The resolution was adopted by a vote of 115 in favour to 50 against, with 15 abstentions. The US, UK and other western states were among the 50 negative votes. Among the fifteen abstentions were Pakistan, Japan, Russia and Thailand.

On its part, Jehanzeb Khan said Pakistan continues to support international arms control and disarmament initiatives which are equitable and non-discriminatory in character. “We have consistently supported all initiatives, which draw attention to the risk of escalation of a conventional conflict to the nuclear level.”

Conflict between nuclear-armed States must be avoided at all cost, he said.

In his explanation of vote on the other India’s Resolution, entitled ‘Reducing Nuclear Danger’, Husham Ahmed, a Director in Pakistan’s Foreign Ministry, said that its sponsor, in an elusive pursuit of ‘new normal’, has continuously sought to create space for a limited war under the nuclear overhang.

Pakistan, he said, witnessed a demonstration of such reckless behaviour in February this year. “This narrative: that limited conventional conflict is possible under the nuclear threshold without any risk of escalation must be challenged by the international community.”

The resolution received 117 votes to 49 against, with 14 abstentions.

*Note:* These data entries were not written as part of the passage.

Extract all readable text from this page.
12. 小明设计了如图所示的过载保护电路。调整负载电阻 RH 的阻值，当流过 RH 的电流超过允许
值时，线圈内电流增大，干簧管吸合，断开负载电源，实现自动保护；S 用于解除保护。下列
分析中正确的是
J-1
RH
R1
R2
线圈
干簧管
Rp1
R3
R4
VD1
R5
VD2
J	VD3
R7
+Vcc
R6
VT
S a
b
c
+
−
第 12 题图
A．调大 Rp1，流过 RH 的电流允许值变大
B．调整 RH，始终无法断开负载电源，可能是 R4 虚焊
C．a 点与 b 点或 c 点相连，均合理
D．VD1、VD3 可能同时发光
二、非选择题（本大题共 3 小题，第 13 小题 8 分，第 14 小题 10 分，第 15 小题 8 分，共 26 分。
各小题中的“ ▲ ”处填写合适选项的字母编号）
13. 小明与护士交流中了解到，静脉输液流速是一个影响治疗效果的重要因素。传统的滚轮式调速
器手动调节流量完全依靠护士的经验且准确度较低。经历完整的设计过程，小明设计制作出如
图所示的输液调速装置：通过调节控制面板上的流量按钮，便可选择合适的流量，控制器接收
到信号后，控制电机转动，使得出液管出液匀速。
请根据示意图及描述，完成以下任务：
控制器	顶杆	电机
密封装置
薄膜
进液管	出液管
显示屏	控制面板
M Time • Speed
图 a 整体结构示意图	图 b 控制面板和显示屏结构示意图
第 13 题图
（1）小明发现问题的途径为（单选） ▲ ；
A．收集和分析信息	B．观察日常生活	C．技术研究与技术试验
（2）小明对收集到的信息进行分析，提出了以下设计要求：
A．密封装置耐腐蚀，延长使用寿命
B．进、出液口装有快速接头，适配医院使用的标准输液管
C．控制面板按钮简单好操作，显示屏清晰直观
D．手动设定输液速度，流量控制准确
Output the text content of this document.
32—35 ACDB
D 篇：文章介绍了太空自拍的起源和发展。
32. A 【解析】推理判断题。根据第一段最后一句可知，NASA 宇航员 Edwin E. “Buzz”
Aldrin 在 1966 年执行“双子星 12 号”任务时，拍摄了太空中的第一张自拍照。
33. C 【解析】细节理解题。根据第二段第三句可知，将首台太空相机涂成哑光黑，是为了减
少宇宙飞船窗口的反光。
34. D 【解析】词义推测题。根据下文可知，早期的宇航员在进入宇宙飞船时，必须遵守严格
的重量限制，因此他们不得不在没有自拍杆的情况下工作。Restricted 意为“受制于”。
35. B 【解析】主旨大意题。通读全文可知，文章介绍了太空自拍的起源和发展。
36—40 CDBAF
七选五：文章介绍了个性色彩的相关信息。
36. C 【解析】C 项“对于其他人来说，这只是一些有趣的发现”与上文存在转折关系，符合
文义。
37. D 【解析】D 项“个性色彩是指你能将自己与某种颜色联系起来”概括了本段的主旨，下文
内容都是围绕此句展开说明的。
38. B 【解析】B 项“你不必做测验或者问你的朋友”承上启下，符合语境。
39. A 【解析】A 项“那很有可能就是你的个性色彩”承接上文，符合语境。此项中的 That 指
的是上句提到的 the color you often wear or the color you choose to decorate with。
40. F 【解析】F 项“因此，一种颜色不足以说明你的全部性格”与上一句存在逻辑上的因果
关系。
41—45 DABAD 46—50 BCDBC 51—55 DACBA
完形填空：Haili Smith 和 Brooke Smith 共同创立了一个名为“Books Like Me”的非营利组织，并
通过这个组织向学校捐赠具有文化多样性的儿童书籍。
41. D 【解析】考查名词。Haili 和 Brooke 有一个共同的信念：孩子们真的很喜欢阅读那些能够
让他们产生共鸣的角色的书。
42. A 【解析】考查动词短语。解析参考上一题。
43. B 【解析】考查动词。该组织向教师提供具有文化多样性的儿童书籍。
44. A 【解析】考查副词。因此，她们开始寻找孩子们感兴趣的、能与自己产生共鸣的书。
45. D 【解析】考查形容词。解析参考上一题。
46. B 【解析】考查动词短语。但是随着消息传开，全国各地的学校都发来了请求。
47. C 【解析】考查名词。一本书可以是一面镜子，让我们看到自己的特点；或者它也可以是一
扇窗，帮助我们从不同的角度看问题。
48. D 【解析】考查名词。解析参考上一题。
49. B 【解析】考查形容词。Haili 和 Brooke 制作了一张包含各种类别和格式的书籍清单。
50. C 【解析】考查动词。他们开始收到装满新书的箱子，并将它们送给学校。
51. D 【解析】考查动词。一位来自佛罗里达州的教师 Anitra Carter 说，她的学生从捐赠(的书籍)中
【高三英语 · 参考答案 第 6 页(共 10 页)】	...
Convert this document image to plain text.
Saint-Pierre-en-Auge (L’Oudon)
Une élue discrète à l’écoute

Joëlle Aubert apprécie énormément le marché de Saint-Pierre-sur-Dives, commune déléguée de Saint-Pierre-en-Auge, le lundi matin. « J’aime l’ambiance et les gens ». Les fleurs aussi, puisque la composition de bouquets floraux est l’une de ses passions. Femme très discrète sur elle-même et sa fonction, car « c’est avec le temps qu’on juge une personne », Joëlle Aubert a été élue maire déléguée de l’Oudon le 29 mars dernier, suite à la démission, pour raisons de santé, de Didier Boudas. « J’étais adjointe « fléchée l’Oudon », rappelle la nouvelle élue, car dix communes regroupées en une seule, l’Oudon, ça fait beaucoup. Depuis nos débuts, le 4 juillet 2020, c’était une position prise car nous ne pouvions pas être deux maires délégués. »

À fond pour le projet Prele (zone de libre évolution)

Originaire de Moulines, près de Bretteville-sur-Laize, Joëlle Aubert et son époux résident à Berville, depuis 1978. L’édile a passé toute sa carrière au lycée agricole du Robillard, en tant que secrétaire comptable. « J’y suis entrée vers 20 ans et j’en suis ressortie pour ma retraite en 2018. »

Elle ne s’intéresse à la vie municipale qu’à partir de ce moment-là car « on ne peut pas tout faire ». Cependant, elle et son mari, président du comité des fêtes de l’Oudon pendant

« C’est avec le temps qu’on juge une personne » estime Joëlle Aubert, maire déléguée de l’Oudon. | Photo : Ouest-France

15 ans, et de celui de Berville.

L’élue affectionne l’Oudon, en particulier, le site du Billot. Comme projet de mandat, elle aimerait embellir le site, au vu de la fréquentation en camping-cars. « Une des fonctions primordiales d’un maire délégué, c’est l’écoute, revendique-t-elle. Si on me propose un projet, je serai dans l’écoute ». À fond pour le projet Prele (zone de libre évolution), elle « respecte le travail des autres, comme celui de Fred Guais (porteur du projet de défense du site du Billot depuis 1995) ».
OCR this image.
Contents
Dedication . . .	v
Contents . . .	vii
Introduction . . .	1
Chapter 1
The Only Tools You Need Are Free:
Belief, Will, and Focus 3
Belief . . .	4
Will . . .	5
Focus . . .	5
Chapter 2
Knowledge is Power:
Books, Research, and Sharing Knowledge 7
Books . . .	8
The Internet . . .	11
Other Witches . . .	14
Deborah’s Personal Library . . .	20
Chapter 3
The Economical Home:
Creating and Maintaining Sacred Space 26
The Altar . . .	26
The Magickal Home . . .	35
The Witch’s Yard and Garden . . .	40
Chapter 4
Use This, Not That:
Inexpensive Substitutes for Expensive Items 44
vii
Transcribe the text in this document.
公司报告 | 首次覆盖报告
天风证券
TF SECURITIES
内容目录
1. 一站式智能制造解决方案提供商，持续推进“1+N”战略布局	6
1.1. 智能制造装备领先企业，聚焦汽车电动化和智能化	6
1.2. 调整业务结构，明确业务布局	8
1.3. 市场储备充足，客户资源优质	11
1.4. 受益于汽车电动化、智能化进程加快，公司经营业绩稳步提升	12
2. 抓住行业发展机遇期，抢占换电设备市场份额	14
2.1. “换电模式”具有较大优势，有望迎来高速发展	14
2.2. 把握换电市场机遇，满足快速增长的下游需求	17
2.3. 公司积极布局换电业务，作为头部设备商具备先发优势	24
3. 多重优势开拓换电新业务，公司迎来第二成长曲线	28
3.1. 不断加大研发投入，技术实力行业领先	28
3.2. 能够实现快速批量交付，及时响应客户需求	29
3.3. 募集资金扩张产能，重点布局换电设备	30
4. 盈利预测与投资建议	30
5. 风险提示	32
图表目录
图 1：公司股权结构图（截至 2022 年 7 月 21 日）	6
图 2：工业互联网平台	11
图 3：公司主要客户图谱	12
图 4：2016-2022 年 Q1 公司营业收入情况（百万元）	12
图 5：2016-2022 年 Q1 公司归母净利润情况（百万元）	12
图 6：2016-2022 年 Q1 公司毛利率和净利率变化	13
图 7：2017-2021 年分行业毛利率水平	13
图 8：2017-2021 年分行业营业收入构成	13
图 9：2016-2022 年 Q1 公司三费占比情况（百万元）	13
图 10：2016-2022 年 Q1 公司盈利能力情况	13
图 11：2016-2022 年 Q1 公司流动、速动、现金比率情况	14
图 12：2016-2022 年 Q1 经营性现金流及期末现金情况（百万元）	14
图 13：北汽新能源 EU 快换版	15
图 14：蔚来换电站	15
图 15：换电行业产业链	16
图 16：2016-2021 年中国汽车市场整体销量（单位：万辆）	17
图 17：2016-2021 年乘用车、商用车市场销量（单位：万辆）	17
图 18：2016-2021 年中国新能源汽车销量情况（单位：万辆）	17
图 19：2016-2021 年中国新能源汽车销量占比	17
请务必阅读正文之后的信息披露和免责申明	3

Among the 49 negative votes were those from the US and other western countries. 14 abstaining countries included Pakistan, China and Russia.

Husham Ahmed said the sponsor of this resolution has also nuclearized the Indian Ocean, while claiming to conduct `deterrence patrols’. India had, in fact, which has taken steps that will increase the nuclear danger in South Asia.

“No proposal designed to create `good optics’ can provide a cover for the destabilizing and dangerous developments in South Asia unleashed by the sponsor of this resolution,” the Pakistani delegate said.